Talking about the regulations the merged entity may have to follow in different countries, they said the combined group may be subject to claims for breach of such regulations or for failure to uphold standards of corporate behaviour from time to time.
"Even when proven untrue, there are often financial costs and reputational impacts in defending against such claims, in particular, considering the speed and spread of any accusations through social media," one such filing said.
Another global major, Canada Goose Holdings Inc, said it has been the target of activists in the past, and may continue to be in the future.
The company, whose offerings include certain animal products, including goose and duck feathers, said protesters can disrupt sales at its stores, or use social media or other campaigns to sway public opinion against its products.

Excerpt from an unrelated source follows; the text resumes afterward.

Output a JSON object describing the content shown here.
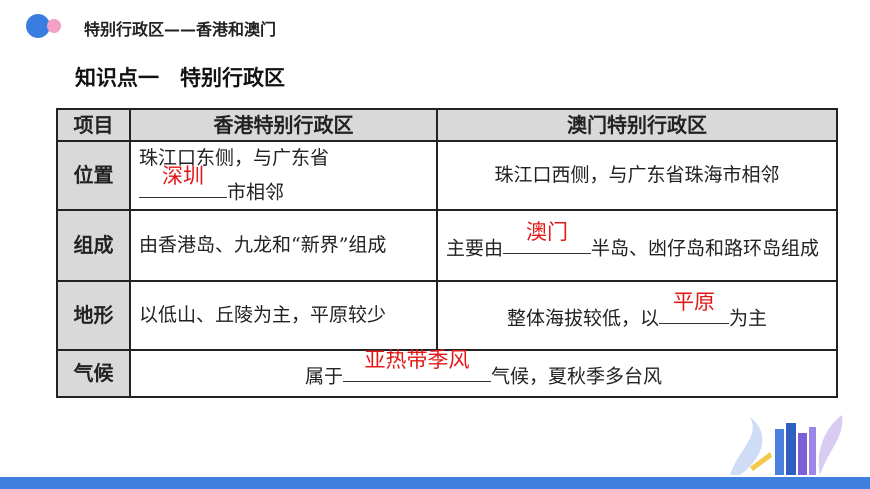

"If any such activists are successful at either of these our sales and results of operations may be adversely affected," it added.

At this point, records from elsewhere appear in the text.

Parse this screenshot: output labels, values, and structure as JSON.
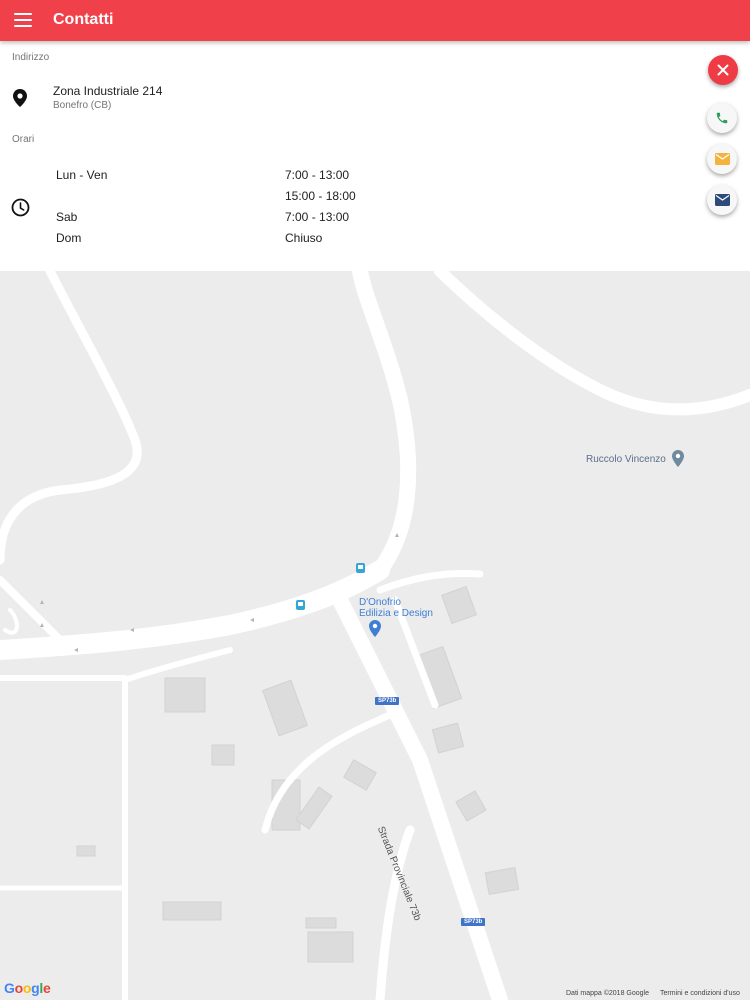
{
  "appbar": {
    "title": "Contatti"
  },
  "address": {
    "section_label": "Indirizzo",
    "line1": "Zona Industriale 214",
    "line2": "Bonefro (CB)"
  },
  "hours": {
    "section_label": "Orari",
    "rows": [
      {
        "day": "Lun - Ven",
        "time": "7:00 - 13:00"
      },
      {
        "day": "",
        "time": "15:00 - 18:00"
      },
      {
        "day": "Sab",
        "time": "7:00 - 13:00"
      },
      {
        "day": "Dom",
        "time": "Chiuso"
      }
    ]
  },
  "fabs": {
    "close": {
      "icon": "close-icon",
      "color": "#ef3b45"
    },
    "phone": {
      "icon": "phone-icon",
      "color": "#2e9e5b"
    },
    "message": {
      "icon": "message-icon",
      "color": "#f3b33d"
    },
    "email": {
      "icon": "mail-icon",
      "color": "#2c4a7a"
    }
  },
  "map": {
    "poi_ruccolo": "Ruccolo Vincenzo",
    "poi_donofrio_1": "D'Onofrio",
    "poi_donofrio_2": "Edilizia e Design",
    "road_badge_1": "SP73b",
    "road_badge_2": "SP73b",
    "road_name": "Strada Provinciale 73b",
    "footer_data": "Dati mappa ©2018 Google",
    "footer_terms": "Termini e condizioni d'uso",
    "google_logo": "Google"
  }
}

Brown-Forman Corporation, a global liquor giant with brands like Jack Daniel's and Finlandia, said that adverse publicity or negative commentary on social media outlets, particularly any that go "viral", could cause consumers to react by avoiding its brands or choosing brands offered by its competitors, which could materially negatively affect the company's financial results.
Among Indian companies, another IT major Wipro said in its latest annual report filing that the media coverage, including on social media such as blogs, of its business practices, employees, policies and actions has increased dramatically over the past several years.
"Any negative media coverage, regardless of the accuracy of such reporting, may have an initial adverse impact on our reputation and investor confidence, resulting in a decline in the share price of our equity shares and our ADSs," it warned.
Incidentally, Wipro has also mentioned in the same report about the big business opportunities offered by the social media and said it has invested in advanced technologies that will empower its customers with support across all channels of communication including social media.
The global companies having identified the pitfalls of social media in their respective regulatory filings also include China's online giants Baidu and Weibo groups, as well as major corporations like Embraer and certain Coca Cola entities.
Embraer has said it has provided internet and e-mail for working communications but its code for employees does not allow use of electronic systems, Internet, email or social media to transmit, receive or download content that may impair the performance of the company's work activities or interests.
"Social media, at work or in any other place, must not be used to expose the company's private or confidential information. It is also forbidden to upload content that exposes the image of the company, its products or its employees," it says.
Bob Evans Farms, Inc, a leading producer and distributor of premium pork sausage and frozen food items, said the risks to its financial results include "the effects of negative publicity that can occur from increased use of social media".
It also said that many of its rivals were increasingly using social media networks to advertise their products and if it was unable to compete in this environment, the company's financial results may be affected.
"Media campaigns related to food production and the use or misuse of social media may have an adverse effect on our business and financial results.
"Media outlets, including new social media platforms, provide the opportunity for individuals or organisations to publicise inappropriate or inaccurate stories or perceptions about us or the food industry," the company said while adding such practices may damage its brands or the entire industry.
Athenex, a global biopharmaceutical company working on therapies for cancer treatment, said it may increasingly become a target for public scrutiny, including through social media and malicious reports, which may severely damage its reputation and materially and adversely affect its business and prospects.
"Negative publicity about our directors or management, even if untrue or inaccurate, may harm our reputation," it added.